The goal of the Committee for Human Subjects Research (CHSR) is to protect the rights and welfare of all human beings that participate in research. The purpose of the committee is to review all research conducted by faculty, staff, and students (whether independent of or in conjunction with other institutions or groups) that involves human subjects or participants.
Download the policy here. The following document will spell out in detail the types of research that do and do not fall under the auspices of the committee. Submission of research proposals is voluntary, but faculty members are strongly encouraged to submit proposals for their work and the work of their students in electronic form to the current committee chair (chsr@hastings.edu), using the forms found here forms.
Committees that oversee research involving human subjects now exist at many institutions, and are mandatory if the institution (or a particular research project) receives federal grant money.
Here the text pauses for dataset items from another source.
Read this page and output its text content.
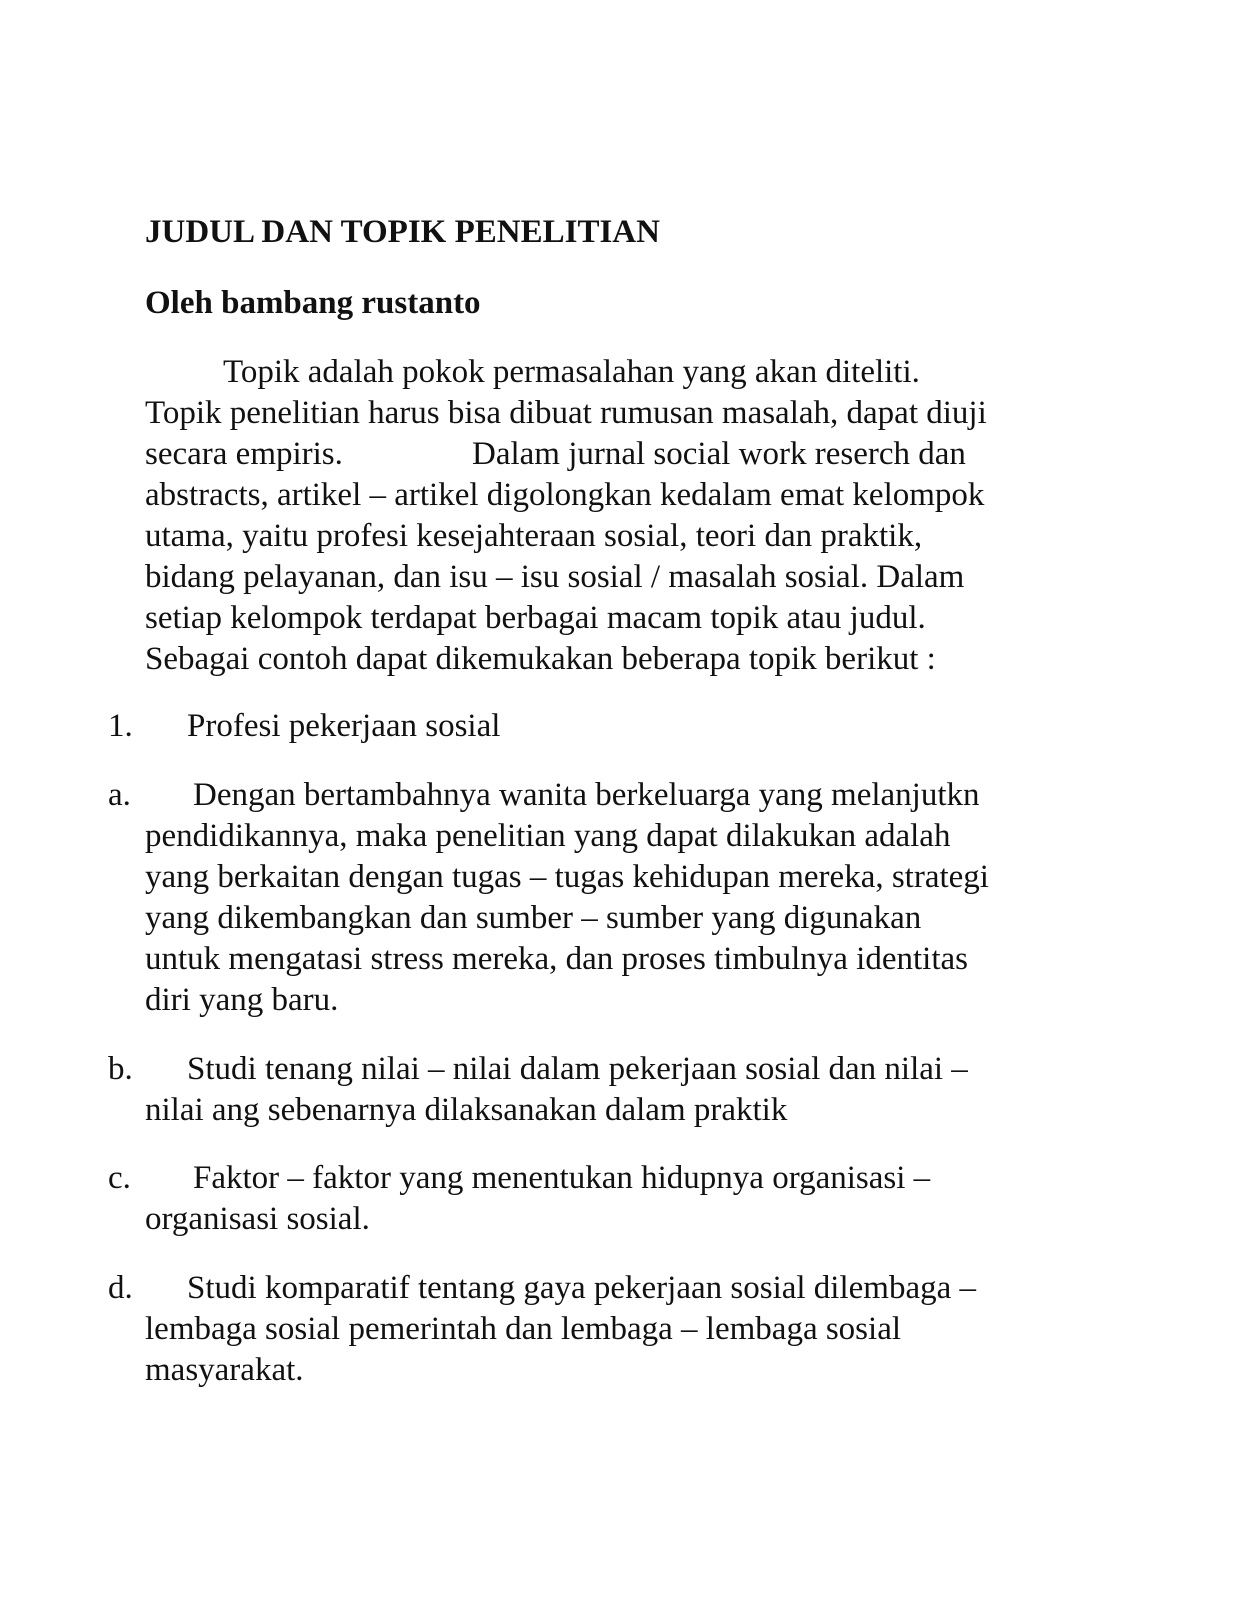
JUDUL DAN TOPIK PENELITIAN
Oleh bambang rustanto
Topik adalah pokok permasalahan yang akan diteliti.
Topik penelitian harus bisa dibuat rumusan masalah, dapat diuji
secara empiris.	Dalam jurnal social work reserch dan
abstracts, artikel – artikel digolongkan kedalam emat kelompok
utama, yaitu profesi kesejahteraan sosial, teori dan praktik,
bidang pelayanan, dan isu – isu sosial / masalah sosial. Dalam
setiap kelompok terdapat berbagai macam topik atau judul.
Sebagai contoh dapat dikemukakan beberapa topik berikut :
1. Profesi pekerjaan sosial
a. Dengan bertambahnya wanita berkeluarga yang melanjutkn
pendidikannya, maka penelitian yang dapat dilakukan adalah
yang berkaitan dengan tugas – tugas kehidupan mereka, strategi
yang dikembangkan dan sumber – sumber yang digunakan
untuk mengatasi stress mereka, dan proses timbulnya identitas
diri yang baru.
b. Studi tenang nilai – nilai dalam pekerjaan sosial dan nilai –
nilai ang sebenarnya dilaksanakan dalam praktik
c. Faktor – faktor yang menentukan hidupnya organisasi –
organisasi sosial.
d. Studi komparatif tentang gaya pekerjaan sosial dilembaga –
lembaga sosial pemerintah dan lembaga – lembaga sosial
masyarakat.
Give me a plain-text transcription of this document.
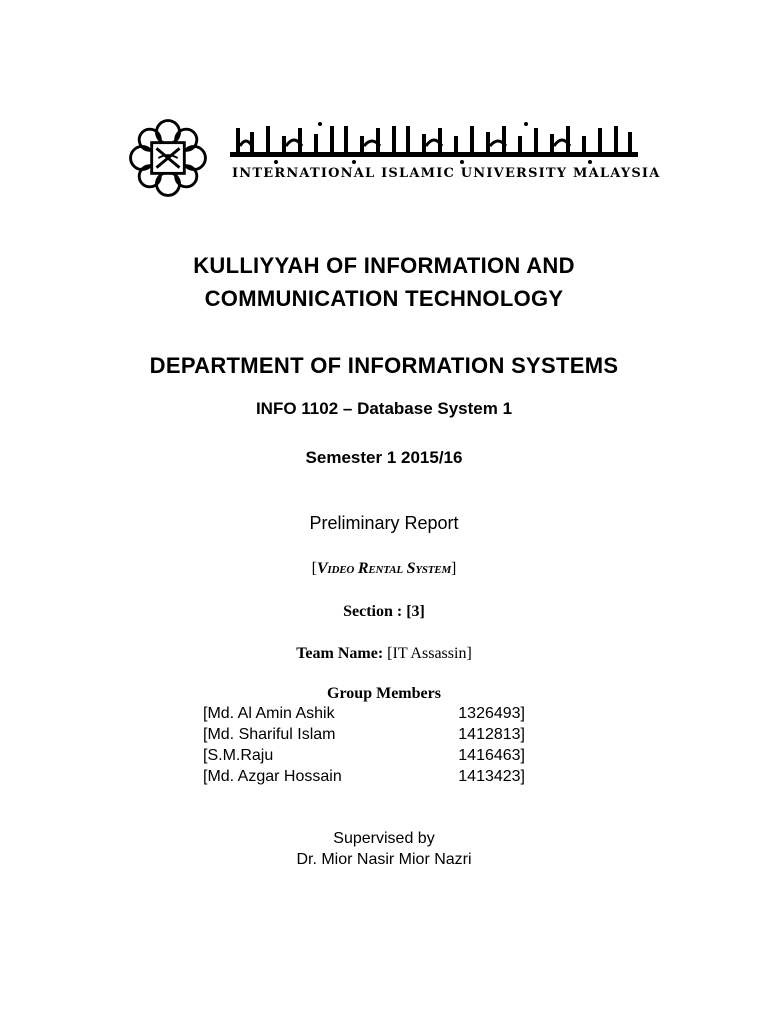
INTERNATIONAL ISLAMIC UNIVERSITY MALAYSIA
KULLIYYAH OF INFORMATION AND
COMMUNICATION TECHNOLOGY
DEPARTMENT OF INFORMATION SYSTEMS
INFO 1102 – Database System 1
Semester 1 2015/16
Preliminary Report
[Video Rental System]
Section : [3]
Team Name: [IT Assassin]
Group Members
[Md. Al Amin Ashik	1326493]
[Md. Shariful Islam	1412813]
[S.M.Raju	1416463]
[Md. Azgar Hossain	1413423]
Supervised by
Dr. Mior Nasir Mior Nazri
While Hastings College does not currently have the obligation to be in compliance with the federal regulations, our goal is to have all research conducted at Hastings College follow the federal guidelines. These guidelines are spelled out in the Code of Federal Regulations (Title 45, Part 46), implemented by the Office for the Protection of Human Subjects (OPHS), which is in turn overseen by the Department of Health and Human Services (DHHS). (For more information, please consult the relevant government websites, especially http://ohsr.od.nih.gov). With some revisions, the Code goes back to the 1974 National Research Act, which contained the first federal regulations to protect human subjects in the U.S. The Act can be traced historically to decades of debate on the ethics of human subject research that followed the establishment of the Nuremberg Code, the international legal response to the atrocities committed in the name of science at Nazi concentration camps during the Third Reich.